Манфред сообщил с почтением, что в Европе его называют за великую ученость и колоссальные знания Stupor Mundi, что означает «Чудо мира», арабские мудрецы считают его равным себе мудрецом, который одновременно еще и зачем-то является крупнейшим светским правителем, что умному человеку вроде бы совсем не нужно, а то и мешает…

Константин посмотрел на изумленного Тангейзера, расхохотался гулко и мощно.

– Здорово? Это не песенки сочинять!

Тангейзер встрепенулся, ответил обиженно:

– Это не песенки.

– А что?

– Это то, – сказал Тангейзер, – что может тебя поднять даже со смертного одра и бросить защищать свой дом или страну!.. Это то, что заставляет тебя смеяться и плакать, хотя на тебя не подействует ни щекотка, ни зверские пытки.

– Гм, – сказал Константин, – ладно-ладно, ты прав. Эдэм дас зайне!

– Чего-чего?

Константин отмахнулся:

– Да уж не помню. Это я ученостью побахвалился.

Тангейзер сказал, несколько раздраженный, вдруг показалось, что старшие боевые товарищи над ним подшучивают:

– Человек, придерживающийся фактов, и поэт никогда не поймут друг друга.

Константин сказал с радостным удивлением:

– Правда? Тогда Библия для тебя должна быть Книгой из Книг!

Тангейзер возразил:

– Но Библия… разве там не все факты?

Константин покровительственно похлопал его по плечу.

– Да, – сказал он, – конечно. Но настолько опоэтизированные, что под пластами поэзии их и не рассмотришь… Но ты, похоже, Библию знаешь плохо?

– Почему? – спросил Тангейзер настороженно. – Я ее прочел всю!.. Начиная с сотворения мира. Правда, про людей пропустил, неинтересно, но сотворение мира – красотища неописуемая! Каждая строфа дышит величием… Я пытался положить на музыку, но не сумел, слишком грандиозно. Нужно много разных инструментов, а не одна моя лютня…

Константин повторил медленно:

– А про людей пропустил… Хорошо сказано. Люблю я тебя, Тангейзер! Весь ты какой-то…

– Какой?

– Не такой, – сообщил Константин. – Но, наверное, поэты и должны быть немножко иными?

– Все люди немножко иные, – ответил Тангейзер. – Поэт должен быть иным очень даже множко! Одной ногой вообще в другом мире…

– Сумасшедшим?

– На грани.

Поздно вечером, натягавшись камней, усталый и голодный, он пришел в их дом, плотно поужинал, хотя поэты должны голодать, сочиняется вроде бы лучше на пустой желудок, ага, поговорите там, знатоки, а он еще и запил целым кувшином вина, после чего достал лютню.

Когда пришли Константин и Вальтер, тоже запыленные, Тангейзер уже сидел на подоконнике и задумчиво перебирал струны, наигрывая легкую мелодию, останавливался, подтягивал струны, снова начинал пощипывать серьезно и сосредоточенно.

Константин разделся и с наслаждением мылся, хмурая немногословная сарацинка в длинном пестром платье притащила из своего дома кувшин с водой и лила тонкой струйкой, бережно расходуя, крестоносцу на голову, в ее глазах Тангейзер видел тщательно скрытое изумление мощной фигурой франка.

– Лей больше, – потребовал Константин.

– Утонешь, – ответила сарацинка.

– Лей!

– Воды мало.

– Я заплачу, – пообещал Константин.

Она тут же перевернула кувшин вверх дном и вылила всю воду ему на голову и плечи.

Вальтер раздевался медленно, неспешно, с интересом поглядывал на Тангейзера.

– Новую песнь складываешь?

Тангейзер покачал головой.

– Нет, очень старую вспоминаю.
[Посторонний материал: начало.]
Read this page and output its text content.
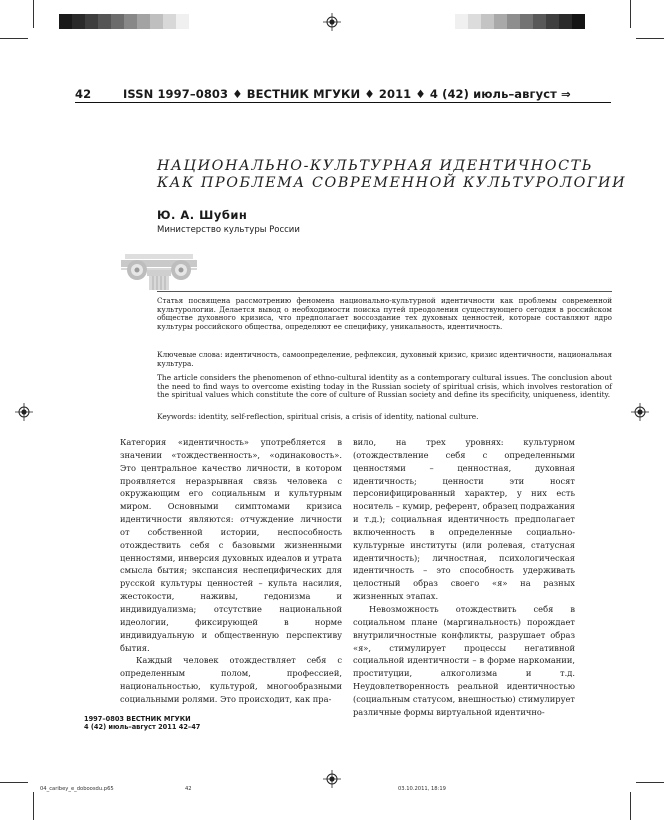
42	ISSN 1997–0803 ♦ ВЕСТНИК МГУКИ ♦ 2011 ♦ 4 (42) июль–август ⇒
НАЦИОНАЛЬНО-КУЛЬТУРНАЯ ИДЕНТИЧНОСТЬ
КАК ПРОБЛЕМА СОВРЕМЕННОЙ КУЛЬТУРОЛОГИИ
Ю. А. Шубин
Министерство культуры России
Статья посвящена рассмотрению феномена национально-культурной идентичности как проблемы современной культурологии. Делается вывод о необходимости поиска путей преодоления существующего сегодня в российском обществе духовного кризиса, что предполагает воссоздание тех духовных ценностей, которые составляют ядро культуры российского общества, определяют ее специфику, уникальность, идентичность.
Ключевые слова: идентичность, самоопределение, рефлексия, духовный кризис, кризис идентичности, национальная культура.
The article considers the phenomenon of ethno-cultural identity as a contemporary cultural issues. The conclusion about the need to find ways to overcome existing today in the Russian society of spiritual crisis, which involves restoration of the spiritual values which constitute the core of culture of Russian society and define its specificity, uniqueness, identity.
Keywords: identity, self-reflection, spiritual crisis, a crisis of identity, national culture.

Категория «идентичность» употребляется в значении «тождественность», «одинаковость». Это центральное качество личности, в котором проявляется неразрывная связь человека с окружающим его социальным и культурным миром. Основными симптомами кризиса идентичности являются: отчуждение личности от собственной истории, неспособность отождествить себя с базовыми жизненными ценностями, инверсия духовных идеалов и утрата смысла бытия; экспансия неспецифических для русской культуры ценностей – культа насилия, жестокости, наживы, гедонизма и индивидуализма; отсутствие национальной идеологии, фиксирующей в норме индивидуальную и общественную перспективу бытия.

Каждый человек отождествляет себя с определенным полом, профессией, национальностью, культурой, многообразными социальными ролями. Это происходит, как пра-

вило, на трех уровнях: культурном (отождествление себя с определенными ценностями – ценностная, духовная идентичность; ценности эти носят персонифицированный характер, у них есть носитель – кумир, референт, образец подражания и т.д.); социальная идентичность предполагает включенность в определенные социально-культурные институты (или ролевая, статусная идентичность); личностная, психологическая идентичность – это способность удерживать целостный образ своего «я» на разных жизненных этапах.

Невозможность отождествить себя в социальном плане (маргинальность) порождает внутриличностные конфликты, разрушает образ «я», стимулирует процессы негативной социальной идентичности – в форме наркомании, проституции, алкоголизма и т.д. Неудовлетворенность реальной идентичностью (социальным статусом, внешностью) стимулирует различные формы виртуальной идентично-

1997–0803 ВЕСТНИК МГУКИ
4 (42) июль–август 2011 42–47
04_caribey_e_doboosdu.p65	42	03.10.2011, 18:19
Ее сочинил участник… даже вожак третьего крестового похода.

Вальтер удивился, даже рубаху задержал над головой.

– Кто? Ричард Львиное Сердце?

– Да, – ответил Тангейзер. – Это меня и удивляет…
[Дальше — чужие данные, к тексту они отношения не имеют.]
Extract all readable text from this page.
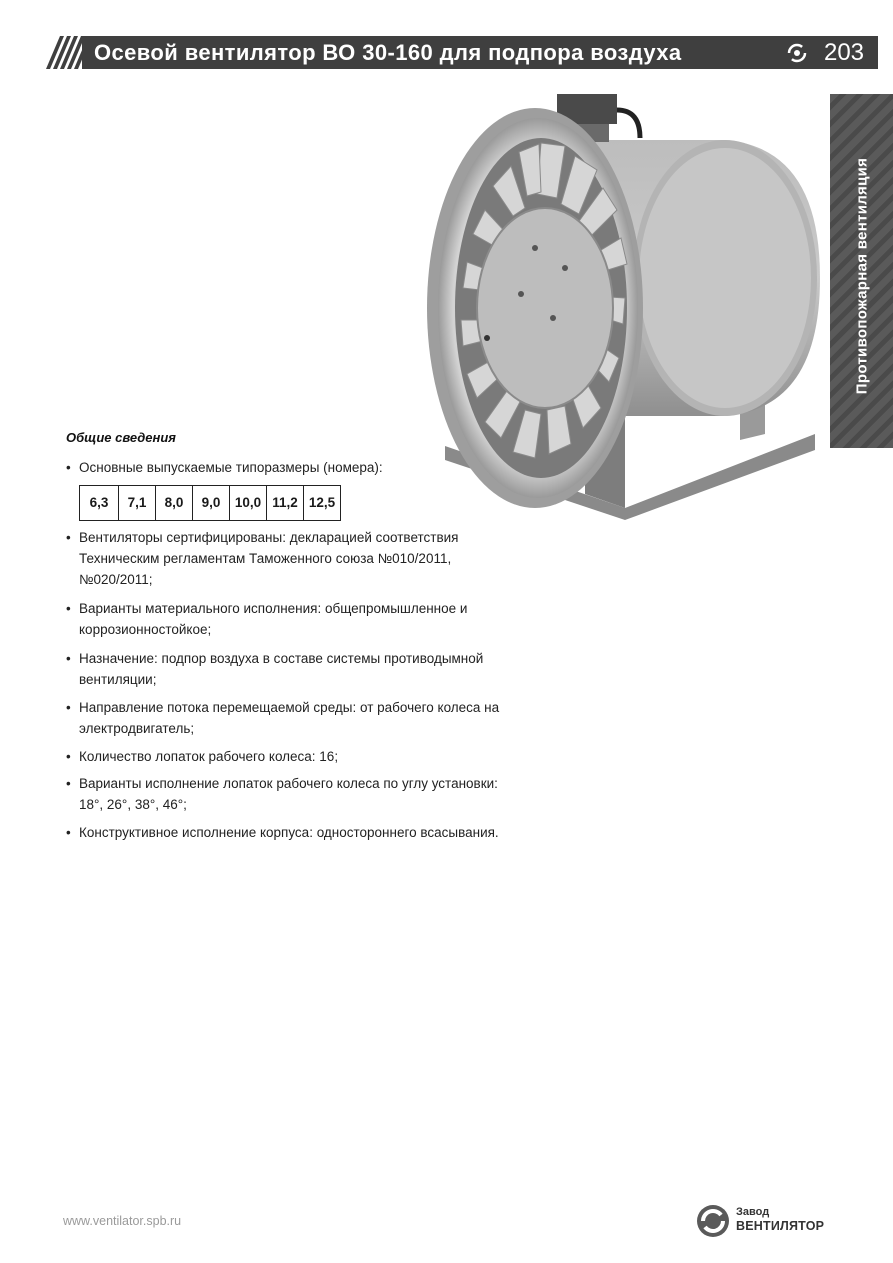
Осевой вентилятор ВО 30-160 для подпора воздуха	203
Противопожарная вентиляция
Общие сведения
• Основные выпускаемые типоразмеры (номера):
6,3	7,1	8,0	9,0	10,0 11,2 12,5
• Вентиляторы сертифицированы: декларацией соответствия
Техническим регламентам Таможенного союза №010/2011,
№020/2011;
• Варианты материального исполнения: общепромышленное и
коррозионностойкое;
• Назначение: подпор воздуха в составе системы противодымной
вентиляции;
• Направление потока перемещаемой среды: от рабочего колеса на
электродвигатель;
• Количество лопаток рабочего колеса: 16;
• Варианты исполнение лопаток рабочего колеса по углу установки:
18°, 26°, 38°, 46°;
• Конструктивное исполнение корпуса: одностороннего всасывания.
www.ventilator.spb.ru
Завод
ВЕНТИЛЯТОР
– Что король умел складывать песни?

Тангейзер ответил задумчиво:

– Нет, другое…

– Что?

– Королю Ричарду, – ответил Тангейзер с некоторым смущением, – прозвище Львиное Сердце дали не за храбрость, как теперь некоторые начинают думать по невежеству, а за невероятную звериную жестокость, которую он проявлял… И вот этот человек складывал такие нежные и точные песни, где каждое слово уложено, как умелым ювелиром камешек в короне, а каждая нота звучит именно так и так, как может затронуть сердце!